Il n’est pas facile de sortir de la mentalité patriarcale. Paradoxalement, cette image tyrannique du père était souvent marquée par un absentéisme familial, mais aussi par un vide de transmission dont se plaint Franz Kafka dans ce document bouleversant qu’est La lettre au père. La figure à la fois écrasante et absente du père de Kafka est emblématique du coût de la domination masculine : un fort investissement dans la vie professionnelle et publique qui se traduit par une désertion spirituelle et affective. De nombreux hommes furent victimes de ce modèle. Il ne sert à rien de se lamenter aujourd’hui de cette longue démission des pères. Mais comment ne pas comprendre que les jeunes hommes puissent être désorientés face à l’émancipation des jeunes filles qu’ils rencontrent et qui ne ressemblent déjà plus à leur mère et encore moins à leur grand-mère ? Quand ils deviennent eux-mêmes pères, ils ne disposent plus d’un seul modèle (celui de leur propre père), mais d’une multitude de figures paternelles issues de la culture ambiante. Nous ne vivons pas tant une époque de démission ou de régression par rapport aux rôles parentaux, comme on l’entend dire souvent, mais les rôles sont certainement moins stéréotypés qu’auparavant, et ils requièrent de la part des individus des capacités nouvelles d’empathie et d’invention du lien. Le père n’est plus seulement celui qui impose son autorité à l’enfant, mais celui sur lequel il peut se reposer. Non pas simplement celui qui dicte les règles ou qui juge, mais celui qui lui offre sa confiance.

Le très bel essai sur La discrétion du philosophe Pierre Zaoui s’ouvre sur une scène où un père regarde ses enfants en train de jouer, par l’entrebâillement d’une porte, sans qu’ils remarquent sa présence. Il décrit ce qu’il ressent alors comme « un moment d’amour sans retour, pas nécessairement très intense mais d’une sérénité incomparable »2. Ce moment d’amour gratuit, sans intrusion et sans possessivité, n’est-il pas nécessaire pour permettre aux enfants de déployer leurs capacités ? Cette image d’une paternité discrète entraîne le philosophe loin des fantasmes d’autorité ou d’être indispensable à ses enfants que le père pourrait avoir. Non que l’exercice de l’autorité soit néfaste en tant que tel, mais l’on en connaît la face sombre. Se faire discret, ce n’est pas renoncer ou abdiquer, mais savoir « se retenir » ou « se retirer ». Ceci fait partie de l’usage masculin de la force. C’est une question d’attention à l’autre : se retenir pour se réjouir de l’apparition d’un autre.

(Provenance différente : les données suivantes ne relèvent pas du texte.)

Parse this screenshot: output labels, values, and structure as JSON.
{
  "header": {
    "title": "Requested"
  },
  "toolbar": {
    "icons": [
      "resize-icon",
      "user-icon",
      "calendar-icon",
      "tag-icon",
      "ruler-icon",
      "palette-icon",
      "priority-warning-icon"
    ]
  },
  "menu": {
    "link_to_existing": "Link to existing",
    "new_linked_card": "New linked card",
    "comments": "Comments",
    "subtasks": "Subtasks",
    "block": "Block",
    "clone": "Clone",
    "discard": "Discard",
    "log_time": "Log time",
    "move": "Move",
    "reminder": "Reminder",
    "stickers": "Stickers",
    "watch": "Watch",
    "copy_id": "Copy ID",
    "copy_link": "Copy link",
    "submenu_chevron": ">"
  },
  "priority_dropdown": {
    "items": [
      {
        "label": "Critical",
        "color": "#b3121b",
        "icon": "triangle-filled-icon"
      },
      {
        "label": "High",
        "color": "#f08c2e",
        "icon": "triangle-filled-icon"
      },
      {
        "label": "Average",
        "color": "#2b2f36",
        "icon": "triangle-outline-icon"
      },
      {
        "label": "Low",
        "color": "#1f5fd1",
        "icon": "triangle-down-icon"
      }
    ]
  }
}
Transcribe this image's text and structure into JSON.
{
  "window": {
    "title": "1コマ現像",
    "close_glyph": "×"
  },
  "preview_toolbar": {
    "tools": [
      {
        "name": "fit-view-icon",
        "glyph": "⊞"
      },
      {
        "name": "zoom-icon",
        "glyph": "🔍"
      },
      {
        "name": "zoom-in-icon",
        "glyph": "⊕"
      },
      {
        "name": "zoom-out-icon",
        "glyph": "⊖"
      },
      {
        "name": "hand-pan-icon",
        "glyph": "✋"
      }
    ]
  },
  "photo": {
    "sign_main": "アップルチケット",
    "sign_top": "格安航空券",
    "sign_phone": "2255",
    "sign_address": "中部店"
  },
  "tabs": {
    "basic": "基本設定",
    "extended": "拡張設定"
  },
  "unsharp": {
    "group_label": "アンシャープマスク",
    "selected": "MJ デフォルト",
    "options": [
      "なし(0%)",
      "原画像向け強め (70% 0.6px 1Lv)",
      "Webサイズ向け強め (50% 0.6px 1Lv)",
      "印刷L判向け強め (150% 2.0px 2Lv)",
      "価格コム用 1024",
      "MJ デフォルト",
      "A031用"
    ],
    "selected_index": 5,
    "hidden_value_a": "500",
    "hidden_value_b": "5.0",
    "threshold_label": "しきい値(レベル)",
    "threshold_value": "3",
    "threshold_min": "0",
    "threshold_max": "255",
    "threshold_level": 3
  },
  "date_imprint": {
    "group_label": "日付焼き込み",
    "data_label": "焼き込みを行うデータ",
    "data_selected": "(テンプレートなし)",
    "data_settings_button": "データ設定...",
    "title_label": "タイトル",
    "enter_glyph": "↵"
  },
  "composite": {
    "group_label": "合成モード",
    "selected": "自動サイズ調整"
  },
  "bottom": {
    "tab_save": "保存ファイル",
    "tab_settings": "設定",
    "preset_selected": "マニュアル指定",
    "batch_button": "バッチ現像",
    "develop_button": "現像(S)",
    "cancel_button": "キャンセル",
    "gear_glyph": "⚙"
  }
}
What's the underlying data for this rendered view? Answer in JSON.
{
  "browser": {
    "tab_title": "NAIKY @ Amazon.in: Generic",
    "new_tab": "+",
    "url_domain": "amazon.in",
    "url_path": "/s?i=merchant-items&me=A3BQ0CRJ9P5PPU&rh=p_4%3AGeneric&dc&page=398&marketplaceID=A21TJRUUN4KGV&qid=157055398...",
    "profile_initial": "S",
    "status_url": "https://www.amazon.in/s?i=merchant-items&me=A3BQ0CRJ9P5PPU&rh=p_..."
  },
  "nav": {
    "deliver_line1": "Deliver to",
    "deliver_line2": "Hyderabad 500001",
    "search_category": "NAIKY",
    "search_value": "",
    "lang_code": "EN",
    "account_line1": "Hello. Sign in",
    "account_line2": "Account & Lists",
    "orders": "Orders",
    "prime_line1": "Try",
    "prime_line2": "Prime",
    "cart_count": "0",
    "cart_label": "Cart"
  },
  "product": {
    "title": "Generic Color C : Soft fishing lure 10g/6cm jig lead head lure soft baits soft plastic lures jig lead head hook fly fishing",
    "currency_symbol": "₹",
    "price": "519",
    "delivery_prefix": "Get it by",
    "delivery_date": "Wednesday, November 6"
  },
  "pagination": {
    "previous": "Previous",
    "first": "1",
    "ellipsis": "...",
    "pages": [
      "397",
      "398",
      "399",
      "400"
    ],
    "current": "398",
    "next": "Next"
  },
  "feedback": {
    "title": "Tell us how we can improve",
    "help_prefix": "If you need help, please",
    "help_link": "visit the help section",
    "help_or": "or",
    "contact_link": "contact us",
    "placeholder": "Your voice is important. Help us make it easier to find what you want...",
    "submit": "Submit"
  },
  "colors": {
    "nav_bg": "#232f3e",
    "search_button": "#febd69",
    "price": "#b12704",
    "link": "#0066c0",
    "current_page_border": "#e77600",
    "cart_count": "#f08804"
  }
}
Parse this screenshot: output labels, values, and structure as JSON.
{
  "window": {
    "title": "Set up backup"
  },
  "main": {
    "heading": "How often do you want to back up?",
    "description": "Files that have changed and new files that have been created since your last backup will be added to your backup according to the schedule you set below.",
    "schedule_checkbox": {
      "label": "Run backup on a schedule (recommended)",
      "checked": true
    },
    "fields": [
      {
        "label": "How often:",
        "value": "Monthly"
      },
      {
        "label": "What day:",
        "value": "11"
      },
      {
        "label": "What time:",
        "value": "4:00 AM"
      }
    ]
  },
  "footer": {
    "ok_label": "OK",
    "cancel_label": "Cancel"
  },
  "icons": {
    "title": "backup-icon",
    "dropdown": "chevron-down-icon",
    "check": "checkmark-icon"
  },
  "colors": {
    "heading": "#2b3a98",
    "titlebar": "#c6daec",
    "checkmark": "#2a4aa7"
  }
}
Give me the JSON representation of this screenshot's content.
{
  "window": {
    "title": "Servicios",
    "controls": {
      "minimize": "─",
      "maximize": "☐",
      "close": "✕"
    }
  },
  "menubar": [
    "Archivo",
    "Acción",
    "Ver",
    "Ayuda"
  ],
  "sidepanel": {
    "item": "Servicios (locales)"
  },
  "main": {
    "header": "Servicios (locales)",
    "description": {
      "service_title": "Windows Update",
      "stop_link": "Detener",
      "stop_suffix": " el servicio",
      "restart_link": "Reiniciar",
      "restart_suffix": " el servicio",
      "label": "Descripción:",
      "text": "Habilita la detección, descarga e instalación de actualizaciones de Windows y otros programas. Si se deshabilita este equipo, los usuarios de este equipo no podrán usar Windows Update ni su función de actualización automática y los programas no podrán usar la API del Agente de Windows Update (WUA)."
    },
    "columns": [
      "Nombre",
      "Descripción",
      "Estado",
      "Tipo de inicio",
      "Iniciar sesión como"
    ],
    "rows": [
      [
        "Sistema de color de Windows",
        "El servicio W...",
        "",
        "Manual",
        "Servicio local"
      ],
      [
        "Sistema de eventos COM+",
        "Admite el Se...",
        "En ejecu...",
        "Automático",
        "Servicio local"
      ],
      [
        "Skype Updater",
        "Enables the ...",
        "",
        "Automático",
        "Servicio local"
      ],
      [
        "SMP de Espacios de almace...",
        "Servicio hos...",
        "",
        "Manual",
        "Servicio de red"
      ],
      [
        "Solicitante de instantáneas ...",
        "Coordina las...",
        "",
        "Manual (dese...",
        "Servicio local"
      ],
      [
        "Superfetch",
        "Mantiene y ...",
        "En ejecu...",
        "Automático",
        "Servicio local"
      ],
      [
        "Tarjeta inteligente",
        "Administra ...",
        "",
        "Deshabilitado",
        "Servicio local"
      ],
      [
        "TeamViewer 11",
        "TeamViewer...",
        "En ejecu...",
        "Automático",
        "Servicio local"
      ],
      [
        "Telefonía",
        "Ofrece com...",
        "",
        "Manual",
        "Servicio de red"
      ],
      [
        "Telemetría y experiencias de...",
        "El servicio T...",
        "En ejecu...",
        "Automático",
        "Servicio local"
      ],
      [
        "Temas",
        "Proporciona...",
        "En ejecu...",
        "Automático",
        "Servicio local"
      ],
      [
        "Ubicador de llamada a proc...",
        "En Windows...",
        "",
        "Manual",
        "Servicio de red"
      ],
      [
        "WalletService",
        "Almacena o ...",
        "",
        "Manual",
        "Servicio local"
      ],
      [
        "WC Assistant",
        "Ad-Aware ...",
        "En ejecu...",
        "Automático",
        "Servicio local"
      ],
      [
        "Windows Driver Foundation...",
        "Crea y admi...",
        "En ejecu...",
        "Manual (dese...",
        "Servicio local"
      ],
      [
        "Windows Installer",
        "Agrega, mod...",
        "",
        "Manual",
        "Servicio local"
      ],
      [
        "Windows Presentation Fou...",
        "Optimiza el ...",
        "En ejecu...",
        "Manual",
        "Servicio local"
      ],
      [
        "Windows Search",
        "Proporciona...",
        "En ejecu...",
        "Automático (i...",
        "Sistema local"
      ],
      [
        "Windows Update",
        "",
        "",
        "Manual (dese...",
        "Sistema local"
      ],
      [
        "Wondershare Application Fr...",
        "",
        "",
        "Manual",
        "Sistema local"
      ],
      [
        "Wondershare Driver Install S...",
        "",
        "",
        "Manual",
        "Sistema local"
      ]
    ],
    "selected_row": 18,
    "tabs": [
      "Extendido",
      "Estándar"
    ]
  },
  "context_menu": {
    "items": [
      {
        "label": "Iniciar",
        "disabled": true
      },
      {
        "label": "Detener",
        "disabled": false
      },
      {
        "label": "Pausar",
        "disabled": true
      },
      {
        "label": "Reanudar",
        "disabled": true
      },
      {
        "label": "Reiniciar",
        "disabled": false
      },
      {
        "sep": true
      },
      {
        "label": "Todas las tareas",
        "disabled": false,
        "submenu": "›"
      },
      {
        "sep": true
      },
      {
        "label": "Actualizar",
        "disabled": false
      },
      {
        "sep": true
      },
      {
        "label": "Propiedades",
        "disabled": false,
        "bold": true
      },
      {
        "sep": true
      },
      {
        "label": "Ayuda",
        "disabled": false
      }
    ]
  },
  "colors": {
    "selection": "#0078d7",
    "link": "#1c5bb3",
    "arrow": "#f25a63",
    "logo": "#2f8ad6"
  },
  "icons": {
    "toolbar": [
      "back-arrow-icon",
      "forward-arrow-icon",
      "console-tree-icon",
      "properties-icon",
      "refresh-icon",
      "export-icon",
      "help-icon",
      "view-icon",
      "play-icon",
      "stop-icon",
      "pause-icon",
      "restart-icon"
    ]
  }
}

À cet égard, la paternité de Joseph dans les évangiles est riche d’enseignements. La tradition chrétienne ne dit pas grand- chose de Joseph. Son rôle aux côtés de Marie et auprès de Jésus est pour le moins discret. Il n’en est pas moins décisif. Rien n’est dit de la confiance et de l’amour dont il fut capable. Pourtant, l’une et l’autre sont impressionnants. Son consentement à cette filiation extraordinaire relève d’un exercice de dépossession marital et parental qui va à l’encontre de tous les us et coutumes. Il donne le ton modeste d’une paternité qui se reçoit d’un autre. Une paternité qui n’est pas dans l’exercice d’une autorité écrasante mais dans la confiance qui se donne. Sur cette force spirituelle, Marie a pu se reposer, l’enfant Jésus aussi pour accomplir plus tard sa mission.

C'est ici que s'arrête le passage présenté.